23.  The International Law Commission for its part would doubtless study the question of statelessness only as part of a general subject, namely, the problem of nationality, which figured on its agenda, and it would deal with the problem only from a legal point of view. The problem of statelessness, however, had political and social implications which would seem scarcely appropriated for the International Law Commission and which it could not well consider without the guidance of the Governments. It had been stated that the Secretariat could assist the International Law Commission by preparing the relevant documents. Sir Leslie pointed out that the Secretariat had already made a complete study of the question and that it continued to keep up to date the documents it had produced on the subject. It would therefore be unreasonable to ask the Secretariat to undertake further work in that field.

24.  In the circumstances, and as the problem was not, he felt, of exceptional urgency, the Economic and Social Council might be invited to make recommendations to Governments on the elimination of statelessness and perhaps suggest a simple and practical method by which those recommendations could be implemented. In any event, Sir Leslie did not think that the Committee could, during the last days of its session, study in detail the preparation of a draft convention.

25.  Mr. PEREZ PEROZO (Venezuela) felt that both the Secretariat's memorandum and the various statements heard by the Committee tended to show that the Committee could solve the problem before it by following one of two methods. Either Governments could be asked through the Economic and Social Council and the General Assembly to amend their legislation in such a way as to abolish the causes of statelessness, or those causes could be removed by preparing an appropriate convention. in the light of the statements made to the Committee, and Mr. Perez Perozo had in mind more particularly the statement made by the representative of Israel, it seemed that the first method was hardly feasible. The second method should therefore be tried and if it were the task of carrying it out might be entrusted to one of three different bodies: the Secretariat, an ad hoc committee appointed for the purpose or the International Law Commission.

26.  To call on the Secretariat would have the advantage of ensuring the co-operation of competent experts in the Legal Department and the Department of Social Affairs. Such action would also have the merit of meeting the General Assembly resolutions which asked Members of the United Nations to use the Secretariat services whenever possible. The Secretariat, however, was essentially an administrative body which on that account could not take political decisions. The drafts and documents which it prepared set out all the possible solutions to the questions studied but left it to the Governments to choose that which they deemed the most appropriate. Moreover, when documents prepared by the Secretariat were submitted to the body entitled to deal with the matter in question, the latter, as had happened in connexion with the Convention on Genocide, might well consider that the documents had not the necessary legal standing and might appoint an ad hoc committee to redraft and complete them. The result was a certain overlapping in work of the various bodies, to which attention had already been called, and financial repercussions which were far from negligible.

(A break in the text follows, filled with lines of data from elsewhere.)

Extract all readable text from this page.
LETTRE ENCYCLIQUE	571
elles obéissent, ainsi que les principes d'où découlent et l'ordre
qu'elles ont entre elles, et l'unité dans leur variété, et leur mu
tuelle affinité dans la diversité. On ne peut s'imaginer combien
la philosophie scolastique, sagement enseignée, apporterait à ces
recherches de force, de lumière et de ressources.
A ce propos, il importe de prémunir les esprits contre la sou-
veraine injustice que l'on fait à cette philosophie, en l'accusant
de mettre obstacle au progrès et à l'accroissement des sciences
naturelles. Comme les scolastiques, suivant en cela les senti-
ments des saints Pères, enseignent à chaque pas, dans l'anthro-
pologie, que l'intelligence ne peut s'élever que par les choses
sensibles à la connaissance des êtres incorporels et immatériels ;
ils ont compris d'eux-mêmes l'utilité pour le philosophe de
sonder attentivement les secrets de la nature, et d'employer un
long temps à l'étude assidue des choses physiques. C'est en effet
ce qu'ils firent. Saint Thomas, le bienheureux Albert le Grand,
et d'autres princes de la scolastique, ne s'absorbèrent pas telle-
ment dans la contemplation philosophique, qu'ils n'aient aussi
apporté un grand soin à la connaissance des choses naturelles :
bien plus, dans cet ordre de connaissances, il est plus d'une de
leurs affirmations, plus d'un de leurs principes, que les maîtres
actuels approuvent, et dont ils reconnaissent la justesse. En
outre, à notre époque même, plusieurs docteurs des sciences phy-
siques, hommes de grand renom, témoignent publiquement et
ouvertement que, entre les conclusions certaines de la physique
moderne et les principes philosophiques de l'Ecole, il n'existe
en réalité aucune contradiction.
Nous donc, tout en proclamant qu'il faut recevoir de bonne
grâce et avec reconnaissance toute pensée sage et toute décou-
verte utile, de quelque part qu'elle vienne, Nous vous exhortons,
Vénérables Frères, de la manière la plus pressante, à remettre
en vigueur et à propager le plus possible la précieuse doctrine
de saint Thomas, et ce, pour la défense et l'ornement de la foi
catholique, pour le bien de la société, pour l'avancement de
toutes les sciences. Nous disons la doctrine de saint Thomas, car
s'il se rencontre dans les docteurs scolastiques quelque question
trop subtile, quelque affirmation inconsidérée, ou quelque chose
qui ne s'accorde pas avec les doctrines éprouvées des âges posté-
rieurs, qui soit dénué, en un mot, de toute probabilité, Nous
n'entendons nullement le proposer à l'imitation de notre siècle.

27.  As to the second solution, which was to appoint an ad hoc committee, it was unlikely that it would be adopted as, for financial reasons, most of the States Members had declared themselves opposed to any increase in the number of subsidiary bodies of the Council. Furthermore, the Council would probably not be prepared to renew the terms of reference of the Ad Hoc Committee on Statelessness.

28.  There remained therefore the third solution, which was to refer the question to the International Law Commission. As it was, the agenda of that body already included a long list or questions of which at least three had priority of study. The International law Commission would undoubtedly not be able to consider the question of the removal of the causes of statelessness before its third session. In accordance with its Statute, it would then appoint a rapporteur responsible for the preliminary studies and the despatch of a questionnaire to the various Governments. That would take time. In 1952 or 1953, the International Law Commission would be in possession of the necessary information and would take a decision which it would have to publish and send to the Governments for their comments. Then, in 1954, the problem would again come before the General Assembly which might either settle the question on its own initiative or convene an international conference for that purpose. It was thus obvious that the application of the third method would require a fairly long time. At the same time, it must be recognized that the International Law Commission was the most competent body to deal with the question of the removal of the causes of statelessness. Furthermore, that problem was of no immediate urgency; in fact, it was much less urgent than the refugee problem, for the number of stateless persons was much smaller than the number of refugees. On the other hand, if statelessness was considered to be an urgent question, the International Law Commission could always be asked to change the priority given to the questions with which it was called upon to deal.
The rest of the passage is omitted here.